L'annonce des 26 élus pour s'envoler vers les États-Unis marque une rupture profonde dans l'histoire récente de la sélection anglaise. En couchant ses noms sur le papier, Thomas Tuchel a balayé d'un revers de main la diplomatie et le culte du statut qui accompagnaient souvent l'ère Gareth Southgate.
Le technicien de 52 ans s'est personnellement impliqué en multipliant les échanges avec ses joueurs afin d'évaluer leur état d'esprit et leur adhésion au projet. «C'est une question de fraternité, d'état d'esprit et d'énergie», a martelé le sélectionneur allemand pour justifier le grand ménage effectué dans son groupe.
Le sacrifice des enfants prodiges
C'est le premier coup de tonnerre de cette liste, celui qui agite les tabloïds : les absences combinées de Phil Foden et Cole Palmer. Symboles de la créativité à Manchester City et Chelsea, les deux maîtres à jouer ont payé une saison irrégulière mais surtout la logique tactique de leur sélectionneur. Tuchel a reconnu ses difficultés à intégrer Foden dans son animation et reproché à Palmer son manque de continuité après sa blessure à l'aine. Dans un secteur offensif où la concurrence fait rage, les deux artistes regardent le train passer, sacrifiés au profit de profils jugés plus verticaux et explosifs.

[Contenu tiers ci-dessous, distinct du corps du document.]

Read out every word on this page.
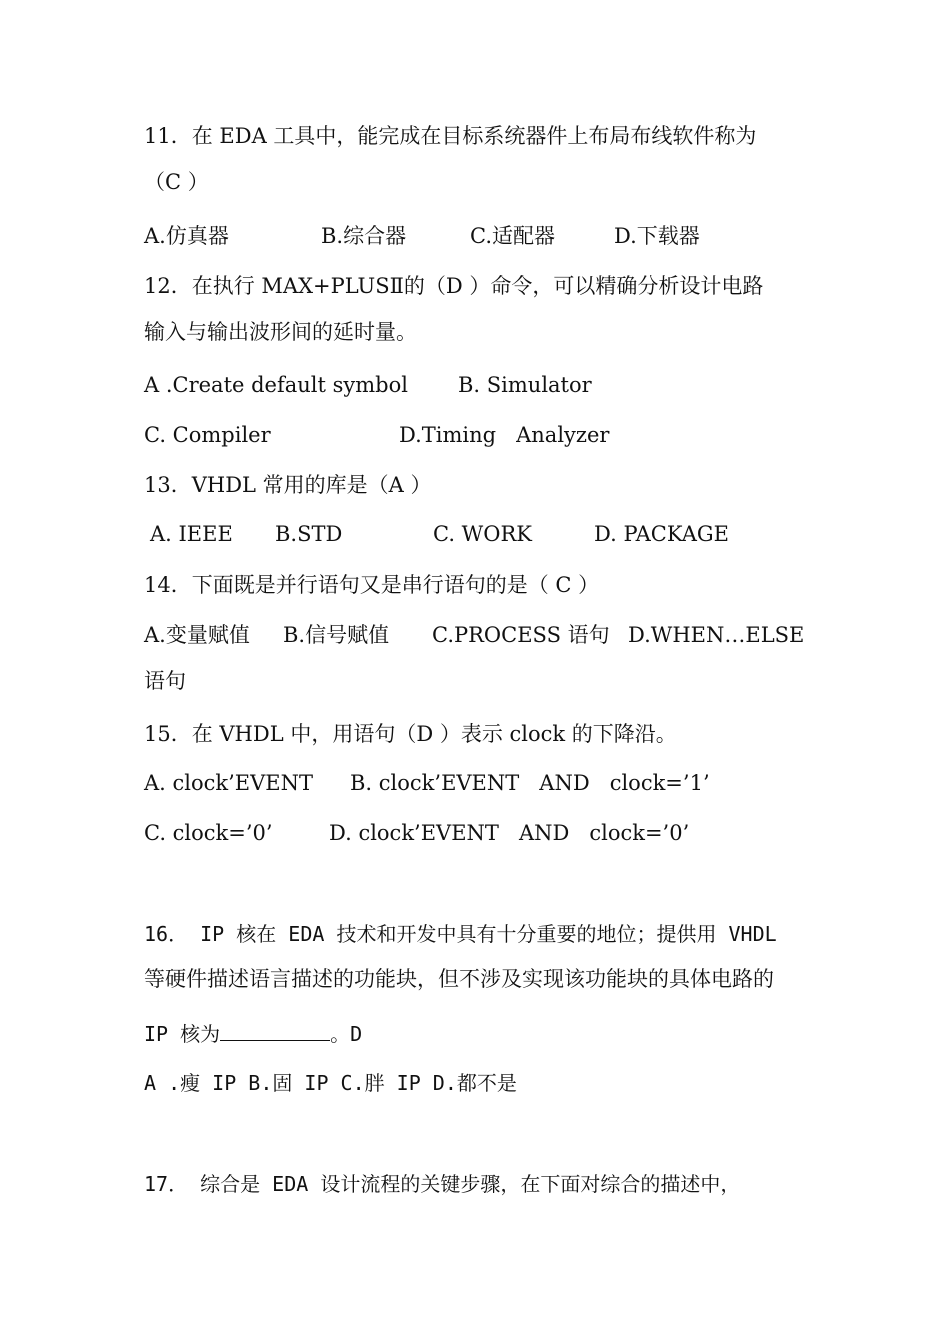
11．在 EDA 工具中，能完成在目标系统器件上布局布线软件称为

（C ）

A.仿真器

	B.综合器

	C.适配器

	D.下载器

12．在执行 MAX+PLUSⅡ的（D ）命令，可以精确分析设计电路

输入与输出波形间的延时量。

A .Create default symbol

B. Simulator

C. Compiler

	D.Timing   Analyzer

13．VHDL 常用的库是（A ）

A. IEEE

B.STD

	C. WORK

	D. PACKAGE

14．下面既是并行语句又是串行语句的是（ C ）

A.变量赋值

B.信号赋值

C.PROCESS 语句

D.WHEN…ELSE

语句

15．在 VHDL 中，用语句（D ）表示 clock 的下降沿。

A. clock’EVENT

B. clock’EVENT   AND   clock=’1’

C. clock=’0’

	D. clock’EVENT   AND   clock=’0’

16． IP 核在 EDA 技术和开发中具有十分重要的地位；提供用 VHDL

等硬件描述语言描述的功能块，但不涉及实现该功能块的具体电路的

IP 核为	。D

A .瘦 IP B.固 IP C.胖 IP D.都不是

17． 综合是 EDA 设计流程的关键步骤，在下面对综合的描述中，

Le cas de Morgan Gibbs-White nourrit une incompréhension tout aussi forte. Auteur d'une saison remarquable avec Nottingham Forest (17 buts, 7 passes décisives), le milieu offensif – co-meilleur buteur anglais de Premier League – a pourtant été écarté pour des raisons essentiellement tactiques. Tuchel estime que le joueur monopolise trop la zone du numéro 10, déjà occupée par Jude Bellingham, Eberechi Eze et Morgan Rogers. En privilégiant des profils plus disciplinés, le staff des Three Lions envoie un message clair : le talent brut ne suffit plus sans une parfaite intégration collective.
La prime à l'athlétisme et aux profils ciblés
Pour remplacer ses techniciens, Tuchel a injecté une forte dose de vitesse, de puissance et de polyvalence dans son groupe. L'éviction de Trent Alexander-Arnold illustre parfaitement ce virage stratégique au profit de latéraux plus coureurs comme Tino Livramento et Djed Spence, jugés mieux armés pour répondre aux exigences physiques et climatiques du tournoi nord-américain. Ce choix pousse également vers la sortie Harry Maguire malgré une saison plus que convaincante avec Manchester United, pourtant redevenu un véritable patron au sein de la défense des Red Devils.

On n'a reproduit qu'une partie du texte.